The Blues have made a habit of winning away from home since David Moyes' return to the dugout - eleven times a sold out away end has stayed beyond the final whistle to celebrate three points. There have been happy road trips since that night at Old Trafford, at Bournemouth, at Nottingham Forest, at Aston Villa, at Fulham.
But the win down the East Lancs hit different for the players, for Moyes, and for those supporters. It was a different-type of victory, one achieved at a ground where the club had struggled for decades and that it came in the face of such astonishing adversity made it even more significant for all involved. It was the catalyst for the belief that Everton's darkest days were behind them.
That win fuelled the surge in belief that followed, it was the catalyst for the idea that a push for Europe might be a possibility now, not in two or three carefully planned out years. The players grew that night and, after the shellshock of the defeat to Newcastle United - a game in which they sorely missed Idrissa Gueye as he began his suspension for his antics under the lights in Manchester - they went and won at Bournemouth and then smashed Forest. Everton conquered demons that had tormented them for years at Villa Park and the Vitality Stadium and both of those wins had their roots in the ceiling-shattering victory against Man United.
That win came at a time when it was needed for the Blues as they approached winter stuttering in form - producing good moments rather than complete performances and lurching between competence and frustration.
On Monday, the same team that inspired them to burst out of that stupour before the festive season will visit Hill Dickinson Stadium with Everton in need of a similar jump start. On the face of it, this remains a very good season. Everton sit eighth in the Premier League table, a refreshing dose of altitude sickness after years of relegation fights.
Even though the club has finished 13th several times, that position of relative safety only came after late bursts of form took the club away from the trouble they had flirted with in each of the past four years.
This season, the club has spent plenty of time on the right side of the mid-table battle and has repeatedly been on the cusp of the top seven.
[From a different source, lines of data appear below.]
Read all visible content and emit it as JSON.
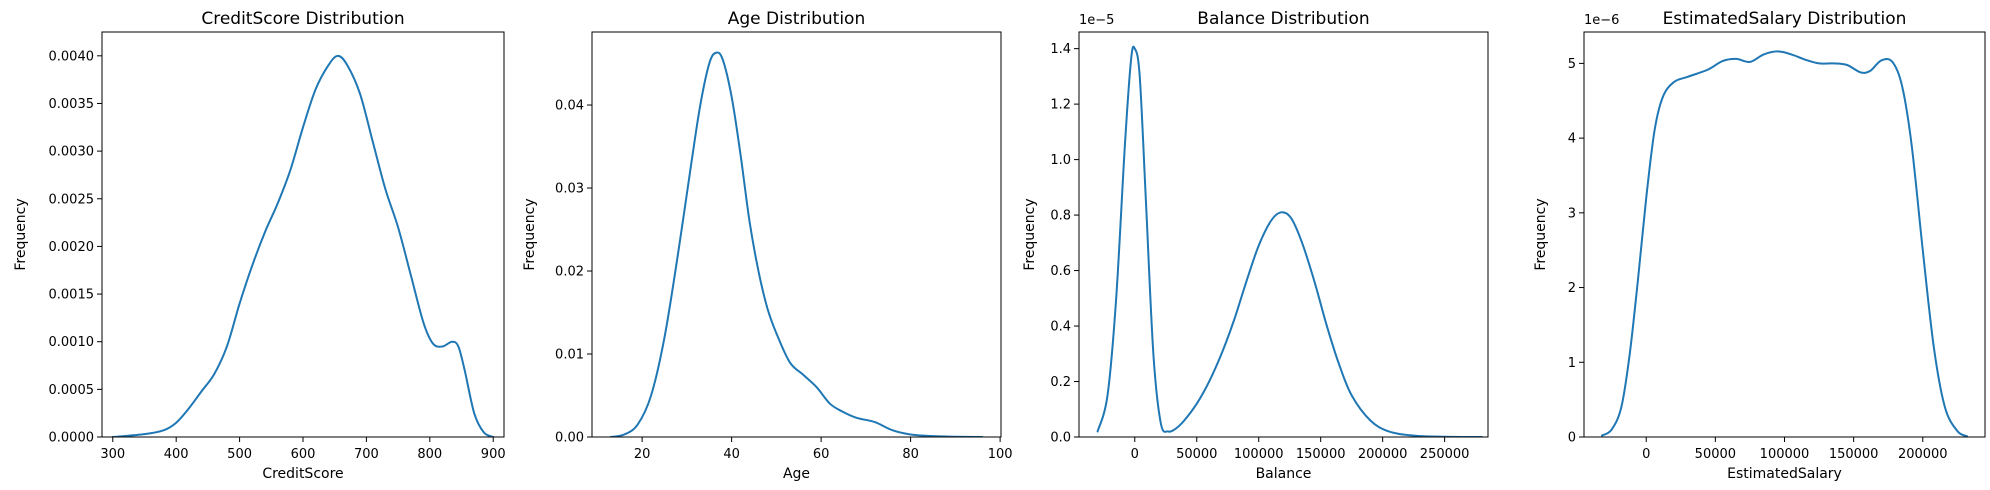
{
  "chart_data": [
    {
      "type": "line",
      "title": "CreditScore Distribution",
      "xlabel": "CreditScore",
      "ylabel": "Frequency",
      "offset_text": "",
      "xlim": [
        283,
        917
      ],
      "ylim": [
        0,
        0.00425
      ],
      "xticks": [
        300,
        400,
        500,
        600,
        700,
        800,
        900
      ],
      "xtick_labels": [
        "300",
        "400",
        "500",
        "600",
        "700",
        "800",
        "900"
      ],
      "yticks": [
        0,
        0.0005,
        0.001,
        0.0015,
        0.002,
        0.0025,
        0.003,
        0.0035,
        0.004
      ],
      "ytick_labels": [
        "0.0000",
        "0.0005",
        "0.0010",
        "0.0015",
        "0.0020",
        "0.0025",
        "0.0030",
        "0.0035",
        "0.0040"
      ],
      "color": "#1f77b4",
      "series": [
        {
          "x": [
            300,
            350,
            380,
            400,
            420,
            440,
            460,
            480,
            500,
            520,
            540,
            560,
            580,
            600,
            620,
            640,
            655,
            670,
            690,
            710,
            730,
            750,
            770,
            790,
            805,
            820,
            835,
            845,
            855,
            870,
            885,
            900
          ],
          "y": [
            0.0,
            3e-05,
            7e-05,
            0.00015,
            0.0003,
            0.00048,
            0.00066,
            0.00095,
            0.0014,
            0.0018,
            0.00215,
            0.00245,
            0.0028,
            0.00325,
            0.00365,
            0.0039,
            0.004,
            0.0039,
            0.0036,
            0.0031,
            0.0026,
            0.0022,
            0.0017,
            0.0012,
            0.00098,
            0.00095,
            0.001,
            0.00095,
            0.0007,
            0.00025,
            5e-05,
            0.0
          ]
        }
      ]
    },
    {
      "type": "line",
      "title": "Age Distribution",
      "xlabel": "Age",
      "ylabel": "Frequency",
      "offset_text": "",
      "xlim": [
        8.8,
        100.2
      ],
      "ylim": [
        0,
        0.0488
      ],
      "xticks": [
        20,
        40,
        60,
        80,
        100
      ],
      "xtick_labels": [
        "20",
        "40",
        "60",
        "80",
        "100"
      ],
      "yticks": [
        0,
        0.01,
        0.02,
        0.03,
        0.04
      ],
      "ytick_labels": [
        "0.00",
        "0.01",
        "0.02",
        "0.03",
        "0.04"
      ],
      "color": "#1f77b4",
      "series": [
        {
          "x": [
            13,
            16,
            19,
            22,
            25,
            28,
            31,
            33,
            35,
            36.5,
            38,
            40,
            42,
            44,
            46,
            48,
            50,
            53,
            56,
            59,
            62,
            65,
            68,
            72,
            76,
            80,
            85,
            90,
            96
          ],
          "y": [
            0.0,
            0.0003,
            0.0015,
            0.005,
            0.012,
            0.022,
            0.033,
            0.04,
            0.045,
            0.0463,
            0.0455,
            0.041,
            0.034,
            0.026,
            0.02,
            0.0155,
            0.0125,
            0.009,
            0.0075,
            0.006,
            0.004,
            0.003,
            0.0023,
            0.0018,
            0.0008,
            0.0003,
            0.0001,
            3e-05,
            0.0
          ]
        }
      ]
    },
    {
      "type": "line",
      "title": "Balance Distribution",
      "xlabel": "Balance",
      "ylabel": "Frequency",
      "offset_text": "1e−5",
      "xlim": [
        -45000,
        285000
      ],
      "ylim": [
        0,
        1.46
      ],
      "xticks": [
        0,
        50000,
        100000,
        150000,
        200000,
        250000
      ],
      "xtick_labels": [
        "0",
        "50000",
        "100000",
        "150000",
        "200000",
        "250000"
      ],
      "yticks": [
        0,
        0.2,
        0.4,
        0.6,
        0.8,
        1.0,
        1.2,
        1.4
      ],
      "ytick_labels": [
        "0.0",
        "0.2",
        "0.4",
        "0.6",
        "0.8",
        "1.0",
        "1.2",
        "1.4"
      ],
      "color": "#1f77b4",
      "series": [
        {
          "x": [
            -30000,
            -22000,
            -15000,
            -8000,
            -3000,
            0,
            4000,
            9000,
            15000,
            21000,
            27000,
            33000,
            40000,
            50000,
            60000,
            70000,
            80000,
            90000,
            100000,
            110000,
            118000,
            126000,
            135000,
            145000,
            155000,
            165000,
            175000,
            190000,
            205000,
            225000,
            250000,
            280000
          ],
          "y": [
            0.02,
            0.15,
            0.5,
            1.05,
            1.36,
            1.4,
            1.3,
            0.85,
            0.3,
            0.05,
            0.02,
            0.03,
            0.06,
            0.12,
            0.2,
            0.3,
            0.42,
            0.56,
            0.69,
            0.78,
            0.81,
            0.79,
            0.7,
            0.56,
            0.4,
            0.26,
            0.15,
            0.06,
            0.02,
            0.005,
            0.001,
            0.0
          ]
        }
      ]
    },
    {
      "type": "line",
      "title": "EstimatedSalary Distribution",
      "xlabel": "EstimatedSalary",
      "ylabel": "Frequency",
      "offset_text": "1e−6",
      "xlim": [
        -45000,
        245000
      ],
      "ylim": [
        0,
        5.42
      ],
      "xticks": [
        0,
        50000,
        100000,
        150000,
        200000
      ],
      "xtick_labels": [
        "0",
        "50000",
        "100000",
        "150000",
        "200000"
      ],
      "yticks": [
        0,
        1,
        2,
        3,
        4,
        5
      ],
      "ytick_labels": [
        "0",
        "1",
        "2",
        "3",
        "4",
        "5"
      ],
      "color": "#1f77b4",
      "series": [
        {
          "x": [
            -32000,
            -25000,
            -18000,
            -12000,
            -6000,
            0,
            6000,
            12000,
            20000,
            30000,
            45000,
            55000,
            65000,
            75000,
            85000,
            95000,
            105000,
            115000,
            125000,
            135000,
            145000,
            155000,
            162000,
            170000,
            178000,
            185000,
            192000,
            200000,
            208000,
            216000,
            225000,
            232000
          ],
          "y": [
            0.02,
            0.1,
            0.4,
            1.1,
            2.1,
            3.2,
            4.1,
            4.55,
            4.75,
            4.82,
            4.92,
            5.03,
            5.06,
            5.02,
            5.12,
            5.16,
            5.12,
            5.05,
            5.0,
            5.0,
            4.98,
            4.88,
            4.9,
            5.04,
            5.02,
            4.7,
            3.9,
            2.5,
            1.2,
            0.4,
            0.08,
            0.01
          ]
        }
      ]
    }
  ]
}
That goal is still feasible - it is just three points away and no-one in the fight for seventh has shown any real sign of seizing the initiative in a battle that will ebb and flow for months to come.
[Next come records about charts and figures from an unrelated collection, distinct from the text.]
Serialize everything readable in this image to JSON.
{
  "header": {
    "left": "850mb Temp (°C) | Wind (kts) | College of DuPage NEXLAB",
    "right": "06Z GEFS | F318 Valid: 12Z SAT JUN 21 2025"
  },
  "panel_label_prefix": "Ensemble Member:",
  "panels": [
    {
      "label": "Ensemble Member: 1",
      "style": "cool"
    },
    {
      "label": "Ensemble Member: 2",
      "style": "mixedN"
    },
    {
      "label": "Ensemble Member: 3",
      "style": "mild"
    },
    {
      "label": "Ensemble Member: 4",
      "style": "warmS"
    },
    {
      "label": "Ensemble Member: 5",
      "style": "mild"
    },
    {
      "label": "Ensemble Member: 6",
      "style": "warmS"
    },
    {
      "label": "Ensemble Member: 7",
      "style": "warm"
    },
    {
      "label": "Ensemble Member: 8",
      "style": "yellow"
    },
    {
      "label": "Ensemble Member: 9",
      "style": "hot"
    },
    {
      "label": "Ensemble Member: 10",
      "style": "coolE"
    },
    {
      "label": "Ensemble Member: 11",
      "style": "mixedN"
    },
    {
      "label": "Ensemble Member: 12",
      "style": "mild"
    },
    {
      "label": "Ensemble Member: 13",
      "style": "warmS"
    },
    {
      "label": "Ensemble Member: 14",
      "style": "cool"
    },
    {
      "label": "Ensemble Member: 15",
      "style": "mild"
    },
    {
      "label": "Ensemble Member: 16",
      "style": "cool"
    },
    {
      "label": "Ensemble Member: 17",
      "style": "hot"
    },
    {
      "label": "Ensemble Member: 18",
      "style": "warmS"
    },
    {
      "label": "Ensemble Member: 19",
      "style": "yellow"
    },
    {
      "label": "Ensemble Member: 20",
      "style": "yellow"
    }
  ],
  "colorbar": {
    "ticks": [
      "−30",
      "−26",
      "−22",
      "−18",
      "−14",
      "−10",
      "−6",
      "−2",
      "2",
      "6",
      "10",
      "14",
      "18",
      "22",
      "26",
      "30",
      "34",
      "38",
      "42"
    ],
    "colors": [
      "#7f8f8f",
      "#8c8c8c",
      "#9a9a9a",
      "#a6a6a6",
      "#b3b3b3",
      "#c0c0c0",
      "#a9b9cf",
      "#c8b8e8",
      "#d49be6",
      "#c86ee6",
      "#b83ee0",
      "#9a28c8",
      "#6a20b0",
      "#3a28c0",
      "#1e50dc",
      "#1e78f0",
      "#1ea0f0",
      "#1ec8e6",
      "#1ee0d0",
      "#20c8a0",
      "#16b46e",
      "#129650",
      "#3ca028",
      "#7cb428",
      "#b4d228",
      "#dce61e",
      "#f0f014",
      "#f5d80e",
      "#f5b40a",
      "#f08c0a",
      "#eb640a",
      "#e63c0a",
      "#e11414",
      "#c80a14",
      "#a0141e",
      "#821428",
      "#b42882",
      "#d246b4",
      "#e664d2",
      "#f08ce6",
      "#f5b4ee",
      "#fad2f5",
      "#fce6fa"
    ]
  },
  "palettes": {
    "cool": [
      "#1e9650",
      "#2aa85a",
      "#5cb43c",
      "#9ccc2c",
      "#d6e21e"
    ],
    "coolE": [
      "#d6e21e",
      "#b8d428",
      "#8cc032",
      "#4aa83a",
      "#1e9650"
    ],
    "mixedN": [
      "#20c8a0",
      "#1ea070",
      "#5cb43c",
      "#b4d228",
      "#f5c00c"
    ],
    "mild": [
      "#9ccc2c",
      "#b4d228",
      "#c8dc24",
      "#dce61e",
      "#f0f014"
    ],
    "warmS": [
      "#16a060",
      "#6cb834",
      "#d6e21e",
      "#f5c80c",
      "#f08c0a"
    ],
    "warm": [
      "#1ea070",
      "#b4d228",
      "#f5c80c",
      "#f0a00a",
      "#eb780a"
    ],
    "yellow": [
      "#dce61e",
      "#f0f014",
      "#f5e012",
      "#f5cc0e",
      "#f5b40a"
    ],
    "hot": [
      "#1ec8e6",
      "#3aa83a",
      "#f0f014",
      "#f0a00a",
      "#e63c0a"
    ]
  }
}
Yet for all this is a welcome respite from years of turgid and, at times, painful struggle, it feels like Everton have missed several glorious opportunities to push on. That frustration was again evident in the collapse at home to Bournemouth last time out. Moyes was livid after the platform laid through a decent hour of work was squandered in 480 seconds of madness.
He was not just angry, I got the sense that he was also gutted. Moyes was aware of the bigger picture of that result - how a win would have left Everton clinging onto the coattails of the top seven rather than being dragged towards the chasing pack. I saw and read and heard a lot of criticism of the Blues boss after that game and I thought most of it was misplaced. Yes, there have been games (Wolves at home jumps to mind) where I think the missed chances to deal with a change of momentum proved costly.
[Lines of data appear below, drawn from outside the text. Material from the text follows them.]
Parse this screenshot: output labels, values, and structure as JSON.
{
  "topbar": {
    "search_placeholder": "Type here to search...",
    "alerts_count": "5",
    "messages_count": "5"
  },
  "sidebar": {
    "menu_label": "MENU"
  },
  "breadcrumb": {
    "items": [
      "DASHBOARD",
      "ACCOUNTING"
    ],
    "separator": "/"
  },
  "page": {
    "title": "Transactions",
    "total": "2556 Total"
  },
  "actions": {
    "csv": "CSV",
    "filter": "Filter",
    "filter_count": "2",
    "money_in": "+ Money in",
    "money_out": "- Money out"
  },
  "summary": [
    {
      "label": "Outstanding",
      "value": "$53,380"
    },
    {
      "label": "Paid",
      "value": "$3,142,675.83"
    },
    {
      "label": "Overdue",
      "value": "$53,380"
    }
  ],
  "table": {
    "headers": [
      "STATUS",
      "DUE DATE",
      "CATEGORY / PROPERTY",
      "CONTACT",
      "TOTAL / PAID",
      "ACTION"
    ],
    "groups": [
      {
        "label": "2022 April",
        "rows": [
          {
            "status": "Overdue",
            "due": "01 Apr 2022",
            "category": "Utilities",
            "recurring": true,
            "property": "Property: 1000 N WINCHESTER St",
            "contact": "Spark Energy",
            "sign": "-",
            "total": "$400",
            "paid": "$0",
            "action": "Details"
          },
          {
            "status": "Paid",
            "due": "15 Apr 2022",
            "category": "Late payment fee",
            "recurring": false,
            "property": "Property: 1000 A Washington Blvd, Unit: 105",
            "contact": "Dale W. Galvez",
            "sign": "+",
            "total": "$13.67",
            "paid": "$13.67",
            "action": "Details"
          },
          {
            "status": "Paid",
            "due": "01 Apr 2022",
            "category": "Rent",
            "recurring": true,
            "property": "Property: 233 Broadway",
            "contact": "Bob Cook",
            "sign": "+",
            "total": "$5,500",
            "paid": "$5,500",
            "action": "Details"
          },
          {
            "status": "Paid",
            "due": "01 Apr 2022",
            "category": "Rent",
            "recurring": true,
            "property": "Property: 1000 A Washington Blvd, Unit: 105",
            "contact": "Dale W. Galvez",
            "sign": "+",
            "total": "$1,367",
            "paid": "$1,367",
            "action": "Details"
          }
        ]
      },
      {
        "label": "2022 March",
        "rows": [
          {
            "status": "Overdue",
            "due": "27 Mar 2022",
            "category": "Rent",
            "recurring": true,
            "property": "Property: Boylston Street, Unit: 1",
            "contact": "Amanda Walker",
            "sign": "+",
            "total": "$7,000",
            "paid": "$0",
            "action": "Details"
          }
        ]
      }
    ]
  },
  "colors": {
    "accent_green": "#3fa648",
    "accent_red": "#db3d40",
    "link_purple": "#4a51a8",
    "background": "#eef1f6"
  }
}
On that cold Tuesday night I thought his starting XI was as positive as could realistically be hoped for knowing his faith in Jake O’Brien over Nathan Patterson at right back. Everton were the better side, had a lead, had hit the post and missed two wonderful opportunities when Rayan equalised at the back post. Moyes did not want to engage with my question on the topic - or any query, really - in the immediate aftermath of that game but it was clear to me he had spotted the issue that led to the equaliser and was trying to address it before it counted, only for the ball to remain in play while he provided instructions to Harrison Armstrong, who was being readied to counter the threat of the teenage Bournemouth winger.
Collapses such as that against the Cherries can prove damaging and I think that result hurt every layer of the club - in a similar way the win at Man Utd strengthened the club in every area.
After a two week break and with a full squad, injured Jack Grealish and suspended Jake O’Brien aside, there has been no shortage of time for those at Finch Farm to come to terms with snatching defeat from the jaws of victory. What they now need is to find another season-defining win, one that can restore belief on and off the pitch, where the psyche of the home crowd has been hurt after a miserable run on the Liverpool waterfront. This is a game that comes with jeopardy - this is a very different Man Utd side to the one Everton overcame with 10 men earlier in the season. But they have frailties and the potential is there for a result that is just as powerful as that November win. This would be the perfect way to kickstart the run towards the end of the season.